Sir Henry Hesketh Bell was born in the United Kingdom in 1864, decades after slavery had "officially" been abolished in 1807. Still, he was appointed as a colonial overseer of both the Bahamas and Dominica during his career. During his time in the Caribbean, he authored memoirs and novels, including the A Witch's Legacy. Sir Bell was quite interested in magic and Obeah, with many of his texts, both fiction and non-fiction were centered around the practice in varying capacities. This includes the works: Obeah: Witchcraft in the West Indies (1889), Love in Black(1911), and Witches and Fishes (1948). Sir Bell's publishing years spanned over nearly 50 years, and he comes in at the ending threshold of what the ECDA considers the early Caribbean, with his last published work coming in 1949, and his death in 1952-- long after he had returned to London, England from the Caribbean.
First published in London by William Clowes and Sons in 1893, A Witch's Legacy tells the story of 'charismatic' and harsh, yet prone to melancholy and sentimentality, Jack Moseby Esq.. A once very wealthy man and plantation owner that experiences money troubles and other uncertainties.
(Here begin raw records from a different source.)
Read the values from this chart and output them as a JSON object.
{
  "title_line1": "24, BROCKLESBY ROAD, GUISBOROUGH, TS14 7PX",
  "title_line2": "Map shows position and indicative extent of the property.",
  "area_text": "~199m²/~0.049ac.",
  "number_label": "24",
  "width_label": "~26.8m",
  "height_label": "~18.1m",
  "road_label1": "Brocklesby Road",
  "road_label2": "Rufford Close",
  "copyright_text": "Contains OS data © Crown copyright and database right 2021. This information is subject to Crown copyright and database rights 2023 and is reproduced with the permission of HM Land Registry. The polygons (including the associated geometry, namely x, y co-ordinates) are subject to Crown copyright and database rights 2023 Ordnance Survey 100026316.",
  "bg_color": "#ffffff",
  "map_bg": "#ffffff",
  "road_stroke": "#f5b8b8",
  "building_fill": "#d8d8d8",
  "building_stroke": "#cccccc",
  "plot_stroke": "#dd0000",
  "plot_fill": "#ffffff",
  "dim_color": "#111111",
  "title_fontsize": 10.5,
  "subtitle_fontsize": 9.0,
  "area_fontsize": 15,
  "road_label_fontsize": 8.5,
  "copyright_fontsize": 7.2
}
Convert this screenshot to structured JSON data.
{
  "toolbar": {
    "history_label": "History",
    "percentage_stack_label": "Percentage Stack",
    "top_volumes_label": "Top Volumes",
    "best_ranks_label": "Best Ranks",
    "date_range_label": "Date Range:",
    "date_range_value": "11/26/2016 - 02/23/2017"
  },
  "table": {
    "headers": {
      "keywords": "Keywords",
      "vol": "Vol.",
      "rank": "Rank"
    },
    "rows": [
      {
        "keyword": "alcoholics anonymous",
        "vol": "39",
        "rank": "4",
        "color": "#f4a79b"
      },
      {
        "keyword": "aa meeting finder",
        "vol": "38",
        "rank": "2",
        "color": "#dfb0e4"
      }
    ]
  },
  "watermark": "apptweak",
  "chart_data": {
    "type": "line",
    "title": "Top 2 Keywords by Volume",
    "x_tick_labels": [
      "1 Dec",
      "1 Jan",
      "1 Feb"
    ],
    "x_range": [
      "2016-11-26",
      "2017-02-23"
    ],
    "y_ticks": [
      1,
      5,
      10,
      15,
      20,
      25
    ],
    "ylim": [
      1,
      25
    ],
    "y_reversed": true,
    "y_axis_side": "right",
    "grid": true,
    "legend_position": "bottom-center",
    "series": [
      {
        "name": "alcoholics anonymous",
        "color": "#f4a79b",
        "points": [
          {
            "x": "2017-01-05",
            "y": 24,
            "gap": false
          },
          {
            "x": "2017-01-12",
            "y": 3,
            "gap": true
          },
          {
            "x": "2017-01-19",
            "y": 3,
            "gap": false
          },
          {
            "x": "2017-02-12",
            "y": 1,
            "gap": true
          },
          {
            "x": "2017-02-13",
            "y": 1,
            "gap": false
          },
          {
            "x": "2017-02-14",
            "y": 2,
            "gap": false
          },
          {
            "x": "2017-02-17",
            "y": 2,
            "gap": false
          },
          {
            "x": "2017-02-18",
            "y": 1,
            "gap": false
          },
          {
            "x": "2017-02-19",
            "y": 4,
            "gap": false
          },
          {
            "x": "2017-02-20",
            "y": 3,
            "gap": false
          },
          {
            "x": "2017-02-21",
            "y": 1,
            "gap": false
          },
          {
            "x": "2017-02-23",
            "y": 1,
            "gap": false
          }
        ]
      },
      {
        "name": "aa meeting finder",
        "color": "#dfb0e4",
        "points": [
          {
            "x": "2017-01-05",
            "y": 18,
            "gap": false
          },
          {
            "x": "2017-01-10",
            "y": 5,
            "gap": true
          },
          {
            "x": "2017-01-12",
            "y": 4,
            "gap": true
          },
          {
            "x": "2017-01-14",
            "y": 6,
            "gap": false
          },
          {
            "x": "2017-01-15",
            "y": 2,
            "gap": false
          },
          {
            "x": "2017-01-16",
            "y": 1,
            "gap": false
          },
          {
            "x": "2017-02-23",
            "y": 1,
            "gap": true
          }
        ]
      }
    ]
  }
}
With the help of those he enslaves and other freed Blacks, Moseby comes into contact with Obeah, and his life is changed drastically by the end of the novel.
Little is known of the specific reception of the text, however, most Obeah themed novels of the same period tended to be widely circulated, but with mixed responses. Sir Bell's novel is at once both late-gothic and pastoral; it pays great attention to the lush and sensual ecology of the Caribbean, and puts in into contrast with the wickedness and selfishness of both man and Obeah. The result is a text that is at once alluring and upsetting. The text, which joins the ECDA under our Obeah Narratives Collection, is a short and worthwhile read for any scholars interested in the fictionalization of Obeah and a practical (and seemingly accurate) description of the Caribbean landscape.